I really was a kid again. I realized maybe parenting is what I needed right now in my state of working-around-the-clock schedule, horrible diet and worse exercise regime.

As an adult, we are free to make decisions never privy to us as kids.

The first thing I did when I moved away from our organic-this-and-that home was buy a box of Fruit Loops. I ate the whole box in one television sitting, slurping back every drop of the pink-coloured two per cent milk (not skim, not Soya). It was a liberating experience. Wow. I was an adult now. I could eat cereal three times a day and live to tell about it.

While Fruit Loops were soon replaced by porridge after tiring of sugar highs and crashes, I still eat like a kid sometimes.

This Thanksgiving I bought a whole pumpkin pie for myself. I ate two pieces one night. Okay three, but with only Teddy watching, there was nothing stopping me from shaving off a little sliver that really doesn’t count as four. So I’ve decided to parent myself in regards to what I eat. Cookies are not the fifth food group and no eating after 9 p.m. I am parenting myself to only one treat a day and a full and healthy meal must precede it. Again, no matter how fruity, Clare’s leftover apple pie does not qualify as breakfast.

I started thinking of other parenting tips I could benefit from.

I decided to set myself a social allowance.
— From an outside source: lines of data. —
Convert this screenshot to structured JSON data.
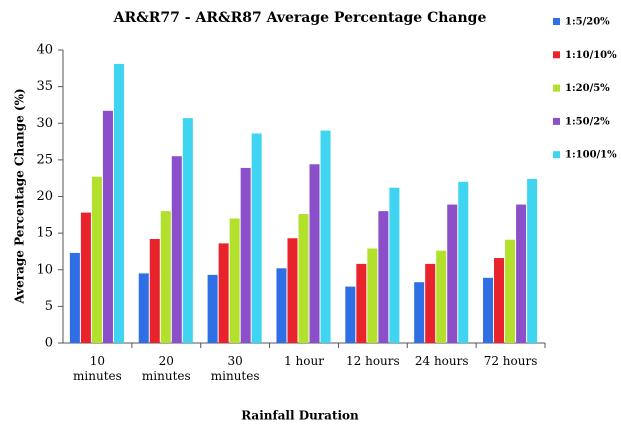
{
  "chart_data": {
    "type": "bar",
    "title": "AR&R77 - AR&R87 Average Percentage Change",
    "xlabel": "Rainfall Duration",
    "ylabel": "Average Percentage Change (%)",
    "categories": [
      "10 minutes",
      "20 minutes",
      "30 minutes",
      "1 hour",
      "12 hours",
      "24 hours",
      "72 hours"
    ],
    "series": [
      {
        "name": "1:5/20%",
        "color": "#2f6fe6",
        "values": [
          12.3,
          9.5,
          9.3,
          10.2,
          7.7,
          8.3,
          8.9
        ]
      },
      {
        "name": "1:10/10%",
        "color": "#e8232b",
        "values": [
          17.8,
          14.2,
          13.6,
          14.3,
          10.8,
          10.8,
          11.6
        ]
      },
      {
        "name": "1:20/5%",
        "color": "#b3e02c",
        "values": [
          22.7,
          18,
          17,
          17.6,
          12.9,
          12.6,
          14.1
        ]
      },
      {
        "name": "1:50/2%",
        "color": "#8b4fca",
        "values": [
          31.7,
          25.5,
          23.9,
          24.4,
          18,
          18.9,
          18.9
        ]
      },
      {
        "name": "1:100/1%",
        "color": "#3fd5f0",
        "values": [
          38.1,
          30.7,
          28.6,
          29,
          21.2,
          22,
          22.4
        ]
      }
    ],
    "ylim": [
      0,
      40
    ],
    "yticks": [
      0,
      5,
      10,
      15,
      20,
      25,
      30,
      35,
      40
    ],
    "legend": "right"
  }
}
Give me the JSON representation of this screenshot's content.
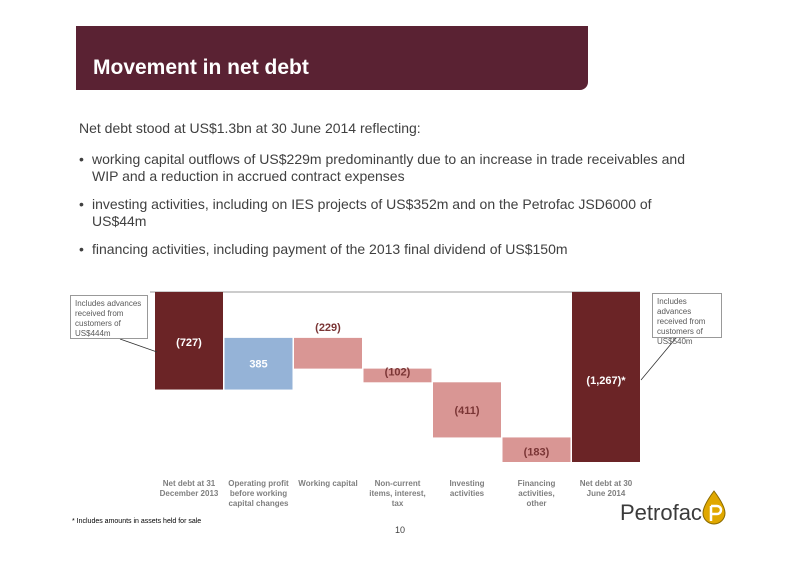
{
  "header": {
    "title": "Movement in net debt"
  },
  "intro": "Net debt stood at US$1.3bn at 30 June 2014 reflecting:",
  "bullets": [
    "working capital outflows of US$229m predominantly due to an increase in trade receivables and WIP and a reduction in accrued contract expenses",
    "investing activities, including on IES projects of US$352m and on the Petrofac JSD6000 of US$44m",
    "financing activities, including payment of the 2013 final dividend of US$150m"
  ],
  "callouts": {
    "left": "Includes advances received from customers of US$444m",
    "right": "Includes advances received from customers of US$540m"
  },
  "chart_data": {
    "type": "waterfall",
    "categories": [
      "Net debt at 31 December 2013",
      "Operating profit before working capital changes",
      "Working capital",
      "Non-current items, interest, tax",
      "Investing activities",
      "Financing activities, other",
      "Net debt at 30 June 2014"
    ],
    "values": [
      -727,
      385,
      -229,
      -102,
      -411,
      -183,
      -1267
    ],
    "labels": [
      "(727)",
      "385",
      "(229)",
      "(102)",
      "(411)",
      "(183)",
      "(1,267)*"
    ],
    "kinds": [
      "total",
      "delta",
      "delta",
      "delta",
      "delta",
      "delta",
      "total"
    ],
    "colors": {
      "total": "#6b2426",
      "increase": "#95b3d7",
      "decrease": "#d99694"
    },
    "ylim": [
      -1267,
      0
    ]
  },
  "footnote": "* Includes amounts in assets held for sale",
  "page_number": "10",
  "logo": {
    "text": "Petrofac",
    "icon": "petrofac-drop-icon"
  }
}
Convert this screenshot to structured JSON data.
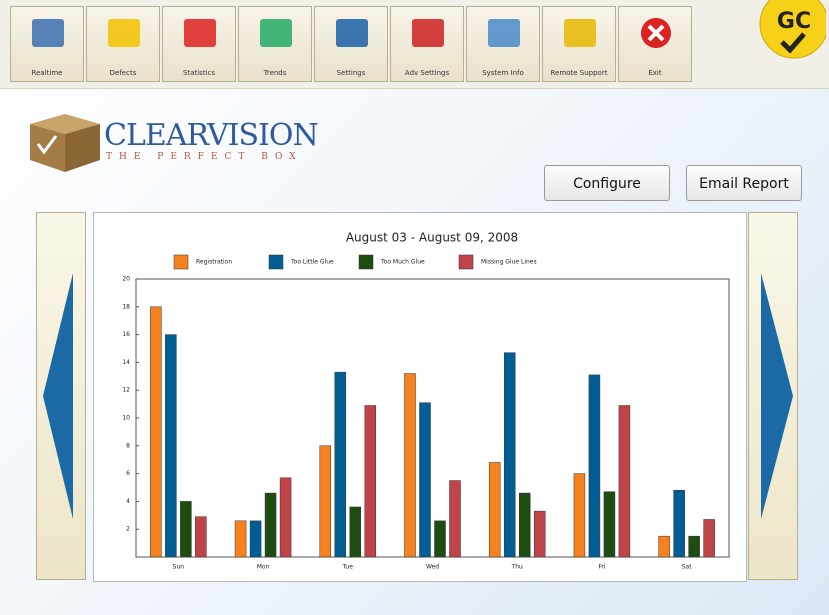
{
  "toolbar": {
    "buttons": [
      "Realtime",
      "Defects",
      "Statistics",
      "Trends",
      "Settings",
      "Adv Settings",
      "System Info",
      "Remote Support",
      "Exit"
    ]
  },
  "badge": "GC",
  "logo": {
    "name": "CLEARVISION",
    "tagline": "THE PERFECT BOX"
  },
  "actions": [
    "Configure",
    "Email Report"
  ],
  "chart_data": {
    "type": "bar",
    "title": "August 03 - August 09, 2008",
    "categories": [
      "Sun",
      "Mon",
      "Tue",
      "Wed",
      "Thu",
      "Fri",
      "Sat"
    ],
    "series": [
      {
        "name": "Registration",
        "color": "#f5821f",
        "values": [
          18,
          2.6,
          8,
          13.2,
          6.8,
          6,
          1.5
        ]
      },
      {
        "name": "Too Little Glue",
        "color": "#005e94",
        "values": [
          16,
          2.6,
          13.3,
          11.1,
          14.7,
          13.1,
          4.8
        ]
      },
      {
        "name": "Too Much Glue",
        "color": "#1e4d12",
        "values": [
          4,
          4.6,
          3.6,
          2.6,
          4.6,
          4.7,
          1.5
        ]
      },
      {
        "name": "Missing Glue Lines",
        "color": "#c0434a",
        "values": [
          2.9,
          5.7,
          10.9,
          5.5,
          3.3,
          10.9,
          2.7
        ]
      }
    ],
    "ylim": [
      0,
      20
    ],
    "yticks": [
      2,
      4,
      6,
      8,
      10,
      12,
      14,
      16,
      18,
      20
    ],
    "legend": "top"
  }
}
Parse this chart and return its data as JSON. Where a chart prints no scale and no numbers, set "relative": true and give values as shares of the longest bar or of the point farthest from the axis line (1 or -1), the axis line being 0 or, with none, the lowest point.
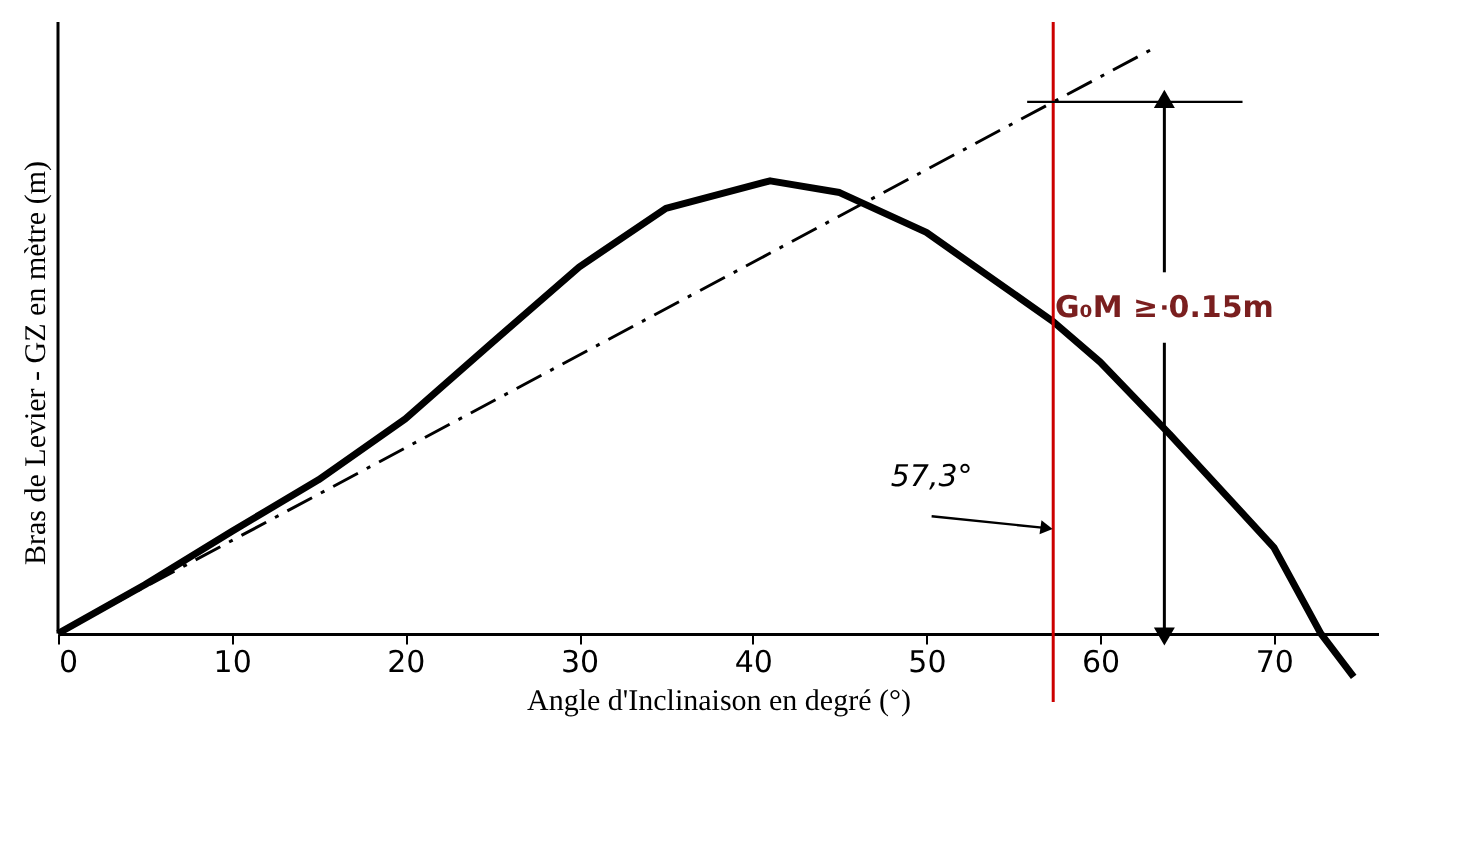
{
  "chart_data": {
    "type": "line",
    "relative": true,
    "xlabel": "Angle d'Inclinaison en degré (°)",
    "ylabel": "Bras de Levier - GZ en mètre (m)",
    "xlim": [
      0,
      76
    ],
    "xticks": [
      0,
      10,
      20,
      30,
      40,
      50,
      60,
      70
    ],
    "tick_labels": "x",
    "grid": false,
    "legend": false,
    "series": [
      {
        "color": "#000000",
        "x": [
          0,
          5,
          10,
          15,
          20,
          25,
          30,
          35,
          41,
          45,
          50,
          57.3,
          60,
          64,
          70,
          72.7,
          74.6
        ],
        "values": [
          0,
          0.083,
          0.174,
          0.262,
          0.366,
          0.496,
          0.625,
          0.725,
          0.772,
          0.752,
          0.684,
          0.532,
          0.463,
          0.34,
          0.147,
          0,
          -0.074
        ],
        "line_style": "solid"
      },
      {
        "color": "#000000",
        "x": [
          0,
          63.2
        ],
        "values": [
          0,
          1.0
        ],
        "line_style": "dashed"
      }
    ],
    "ref_lines": [
      {
        "axis": "x",
        "value": 57.3,
        "label": "57,3°",
        "color": "#cc0000"
      }
    ],
    "annotations": [
      {
        "text": "G₀M ≥ 0.15m",
        "x": 63.7,
        "y": 0.556
      }
    ]
  }
}
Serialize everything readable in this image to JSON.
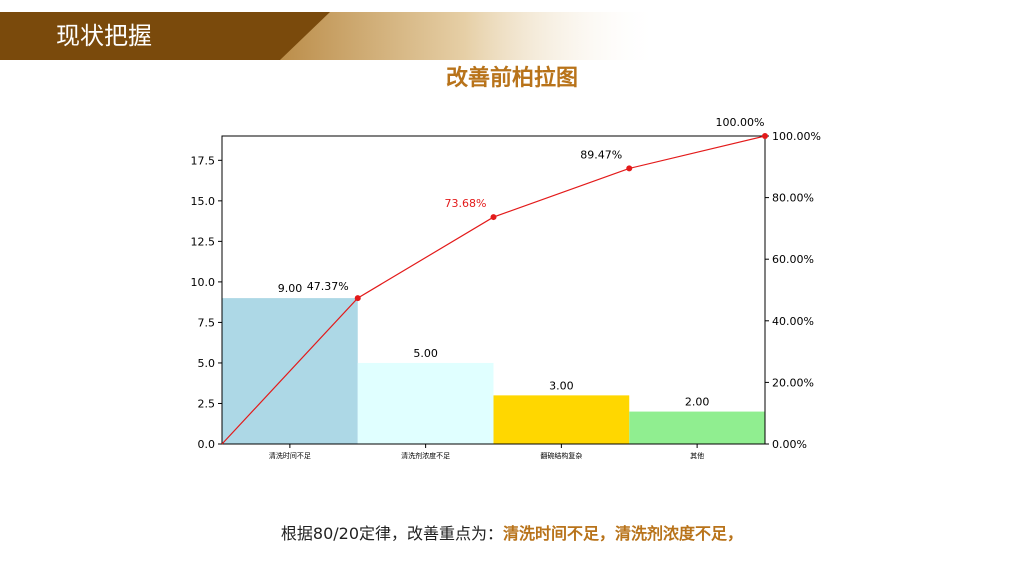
{
  "header": {
    "title": "现状把握"
  },
  "colors": {
    "header_dark": "#7a4a0c",
    "header_light": "#c9a46a",
    "title": "#b8731a",
    "line": "#e31a1a",
    "highlight_label": "#e31a1a",
    "bars": [
      "#add8e6",
      "#e0ffff",
      "#ffd700",
      "#90ee90"
    ]
  },
  "chart_data": {
    "type": "bar",
    "title": "改善前柏拉图",
    "categories": [
      "清洗时间不足",
      "清洗剂浓度不足",
      "翻碗结构复杂",
      "其他"
    ],
    "values": [
      9,
      5,
      3,
      2
    ],
    "value_labels": [
      "9.00",
      "5.00",
      "3.00",
      "2.00"
    ],
    "cumulative_percent": [
      0,
      47.37,
      73.68,
      89.47,
      100.0
    ],
    "cumulative_labels": [
      "47.37%",
      "73.68%",
      "89.47%",
      "100.00%"
    ],
    "y_ticks": [
      "0.0",
      "2.5",
      "5.0",
      "7.5",
      "10.0",
      "12.5",
      "15.0",
      "17.5"
    ],
    "y2_ticks": [
      "0.00%",
      "20.00%",
      "40.00%",
      "60.00%",
      "80.00%",
      "100.00%"
    ],
    "ylim": [
      0,
      19
    ],
    "y2lim": [
      0,
      100
    ],
    "grid": false
  },
  "conclusion": {
    "prefix": "根据80/20定律，改善重点为：",
    "highlight": "清洗时间不足，清洗剂浓度不足，"
  }
}
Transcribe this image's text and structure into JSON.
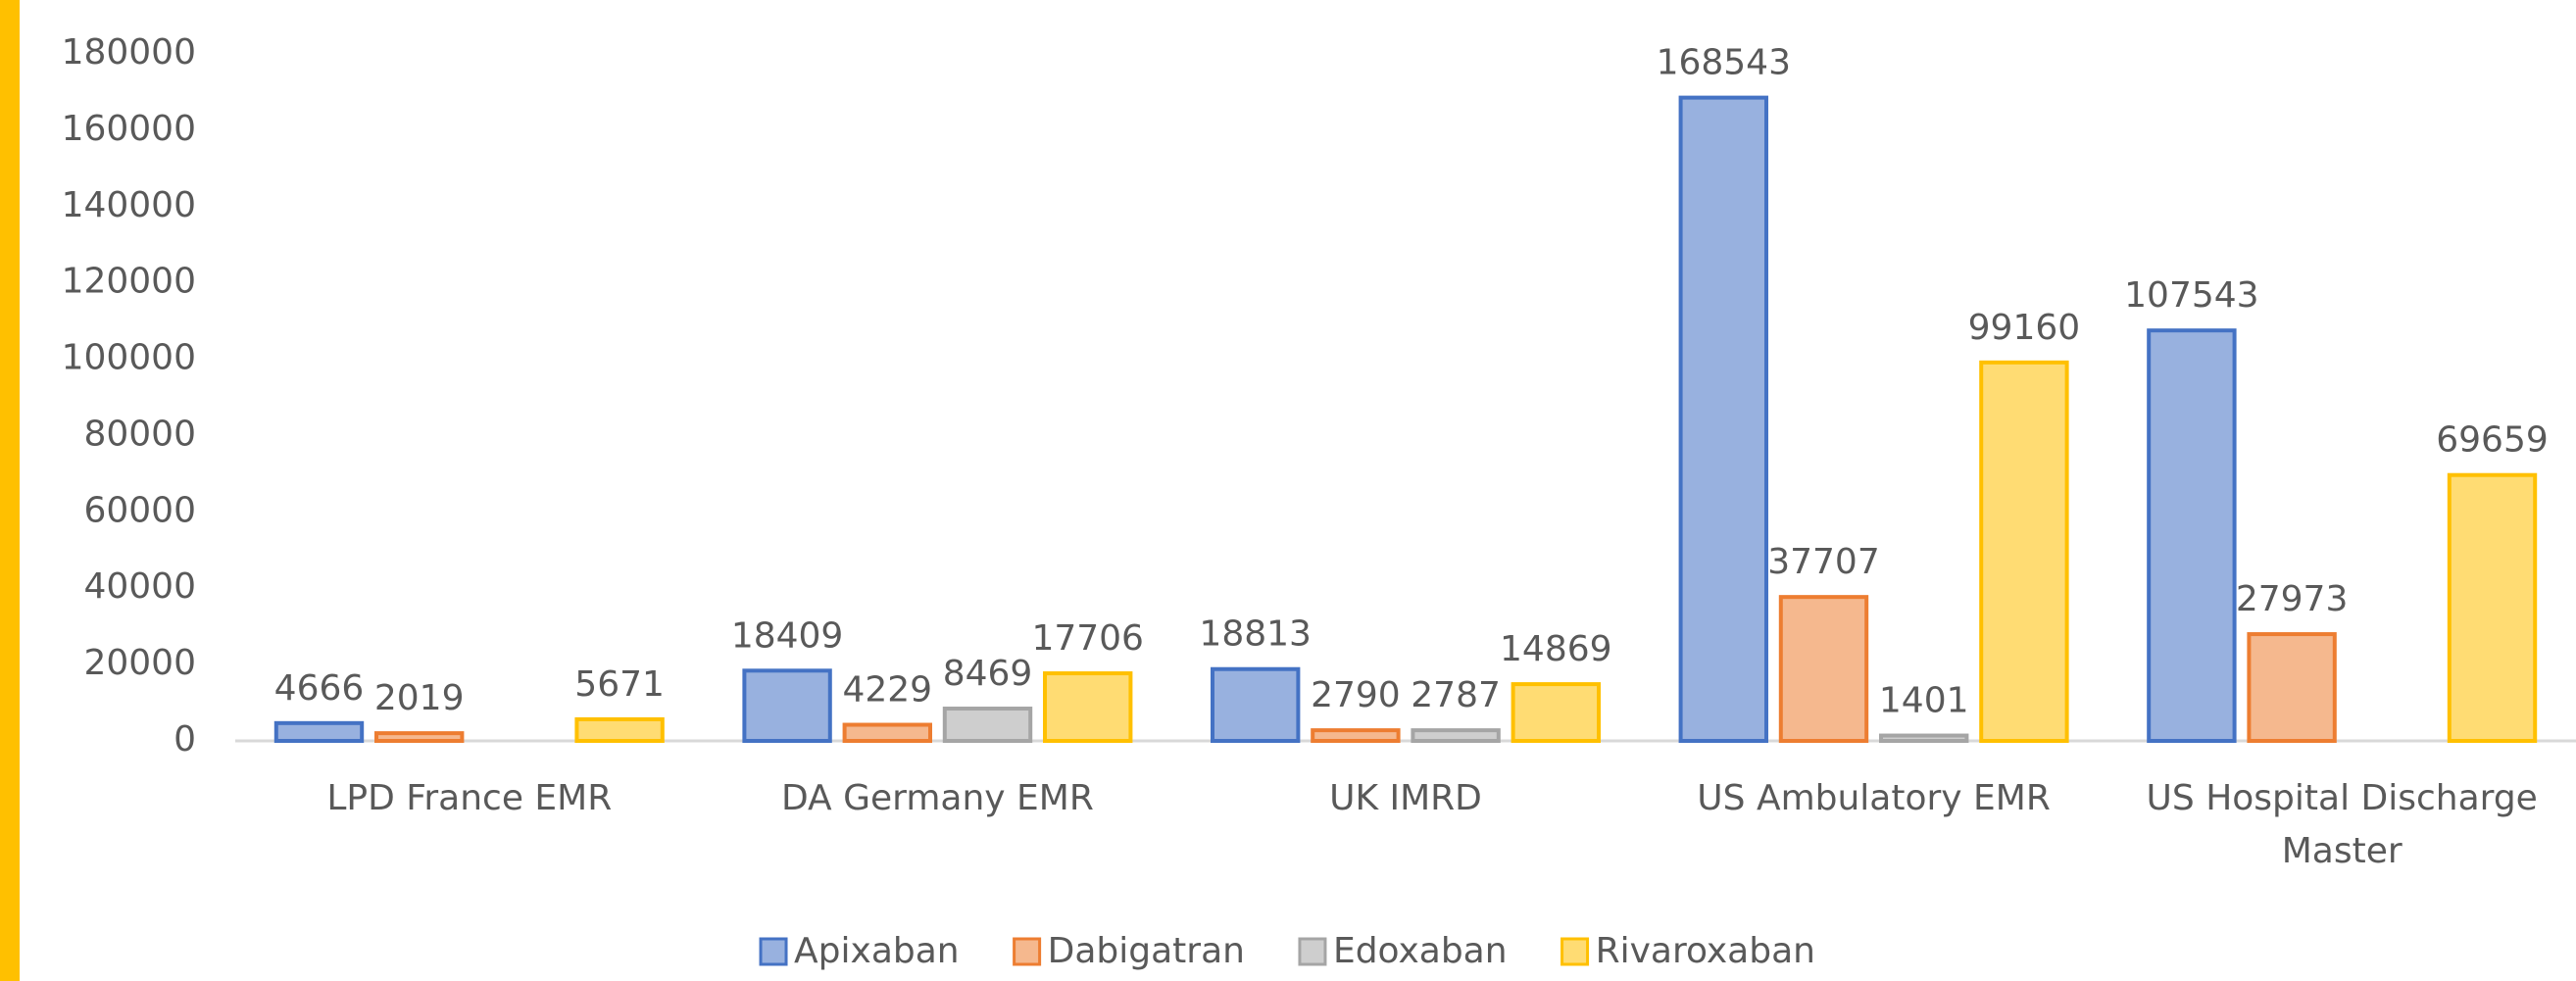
{
  "chart_data": {
    "type": "bar",
    "categories": [
      "LPD France EMR",
      "DA Germany EMR",
      "UK IMRD",
      "US Ambulatory EMR",
      "US Hospital Discharge Master"
    ],
    "series": [
      {
        "name": "Apixaban",
        "color": "#4472c4",
        "values": [
          4666,
          18409,
          18813,
          168543,
          107543
        ]
      },
      {
        "name": "Dabigatran",
        "color": "#ed7d31",
        "values": [
          2019,
          4229,
          2790,
          37707,
          27973
        ]
      },
      {
        "name": "Edoxaban",
        "color": "#a5a5a5",
        "values": [
          null,
          8469,
          2787,
          1401,
          null
        ]
      },
      {
        "name": "Rivaroxaban",
        "color": "#ffc000",
        "values": [
          5671,
          17706,
          14869,
          99160,
          69659
        ]
      }
    ],
    "ylim": [
      0,
      180000
    ],
    "yticks": [
      0,
      20000,
      40000,
      60000,
      80000,
      100000,
      120000,
      140000,
      160000,
      180000
    ],
    "grid": false,
    "legend": "bottom"
  }
}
I don’t remember having credit cards as a kid.

Time on the computer would be limited to 10 hours a day with one entire day off. I’d have to tell myself to go out and play, although Teddy said he is happy to help out.

No more low-riding hipster jeans or at least not without a long shirt. Just think how many twenty-something boys I could have dodged heeding this parenting dress-code advice.

I’d take family time at least one night a week: a sit down dinner with friends or some phone time with my family on the island.

I’d keep up on yearly check ups at the doctor and dentist, I’d be home before midnight and I’d up the amount of hugs I get in a day.

And unlike a kid, this time round I get to make the rules myself. I guess that goes for the punishments as well.

Wagging your finger at yourself in the mirror saying, “If you are going to live under my roof…” just doesn’t seem to have the same effect. Being sent to my room or being put to bed early sounds more like a treat than a punishment.

How do you punish an adult?

Maybe grounding myself from going to The Cat Empire next week or restricting my wardrobe to one pair of high heels for an entire month. Taking away my ski pass on a powder day or parking my car and taking the bus might be other possibilities — I think one day would be punishment enough.

So I’ll eat all my Brussels sprouts, go to bed at a reasonable hour, play outside and keep my room tidy. I am an adult after all. I can keep my hand out of the cookie jar… How much is a bus pass?